If the screaming toddler doesn’t kill you, the judgment you face while attempting to calm that toddler will certainly twist the knife. “I used to be a server, and I used to complain with a lot of other servers about people’s kids,” Clint tells Scary Mommy. “Now I’m on the other end of that equation and I want to have a conversation with my former self about the realities of parenting.”

We’ve all had that karma return, haven’t we? Our parenting is top-notch before we actually have kids. We have all the answers.

“She’s two and it’s going to take years to teach her how to act appropriately in public, and the only way I am ever going to teach that is to take her out and show her what’s right and wrong. By saying no a million times, letting her throw a fit, and telling her no again,” he writes. And it’s true. How can our kids learn how to behave in a public setting if we don’t give them the opportunity to get used to it? There are some people who would love it if families were shut-ins until their kids reached a certain age — but too bad. That’s not how any of this works.

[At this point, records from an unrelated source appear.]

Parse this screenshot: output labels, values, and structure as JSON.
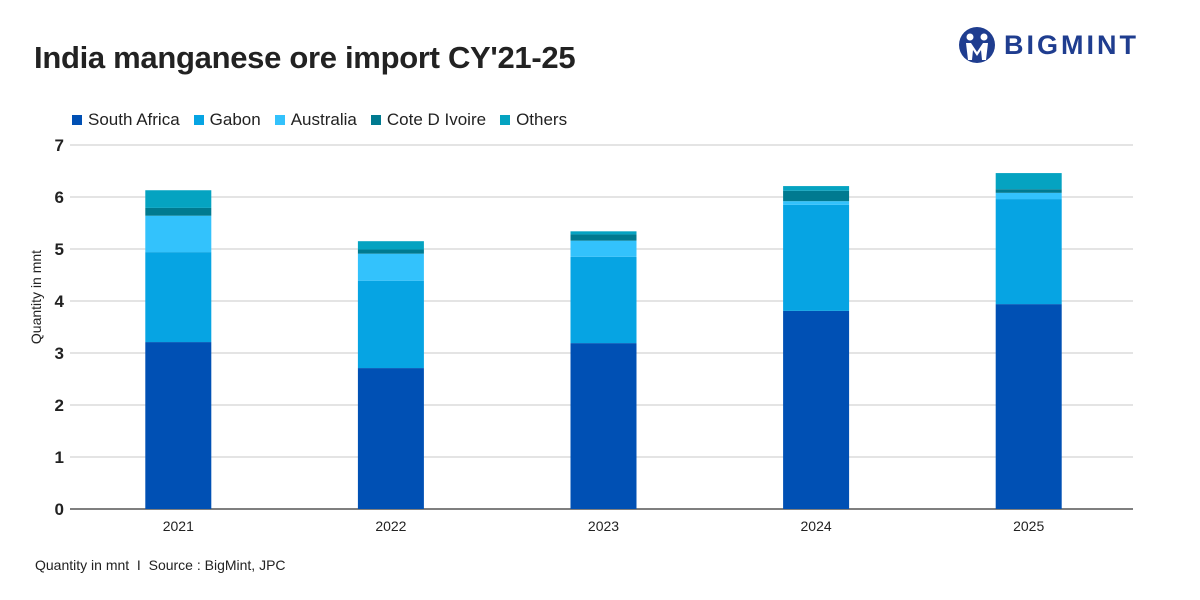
{
  "title": "India manganese ore import CY'21-25",
  "logo": {
    "text": "BIGMINT",
    "color": "#1f3d8f"
  },
  "footer": "Quantity in mnt  I  Source : BigMint, JPC",
  "chart_data": {
    "type": "bar",
    "stacked": true,
    "title": "India manganese ore import CY'21-25",
    "xlabel": "",
    "ylabel": "Quantity in mnt",
    "ylim": [
      0,
      7
    ],
    "yticks": [
      0,
      1,
      2,
      3,
      4,
      5,
      6,
      7
    ],
    "grid": true,
    "legend_position": "top-left",
    "categories": [
      "2021",
      "2022",
      "2023",
      "2024",
      "2025"
    ],
    "series": [
      {
        "name": "South Africa",
        "color": "#0050b4",
        "values": [
          3.21,
          2.71,
          3.19,
          3.81,
          3.94
        ]
      },
      {
        "name": "Gabon",
        "color": "#06a4e3",
        "values": [
          1.73,
          1.68,
          1.66,
          2.04,
          2.02
        ]
      },
      {
        "name": "Australia",
        "color": "#33c2fc",
        "values": [
          0.7,
          0.52,
          0.31,
          0.07,
          0.12
        ]
      },
      {
        "name": "Cote D Ivoire",
        "color": "#007a90",
        "values": [
          0.15,
          0.08,
          0.12,
          0.2,
          0.07
        ]
      },
      {
        "name": "Others",
        "color": "#05a3c1",
        "values": [
          0.34,
          0.16,
          0.06,
          0.09,
          0.31
        ]
      }
    ]
  }
}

“No no one said anything. It was just a general feeling,” Clint tells Scary Mommy. “The kind of feeling you get whenever you drag a fit-throwing child out of a restaurant. Lots of dirty looks. Sadly most parents know this feeling.”

Yes, we do.

“I get it. Kids are irritating when they are loud in a restaurant. I know. I’m living it,” Clint writes. “But before you get angry and judgmental, realize that what you are witnessing is not bad parenting, but rather, parents working hard to fix the situation.”

“You are looking at what it takes to turn a child into a person.”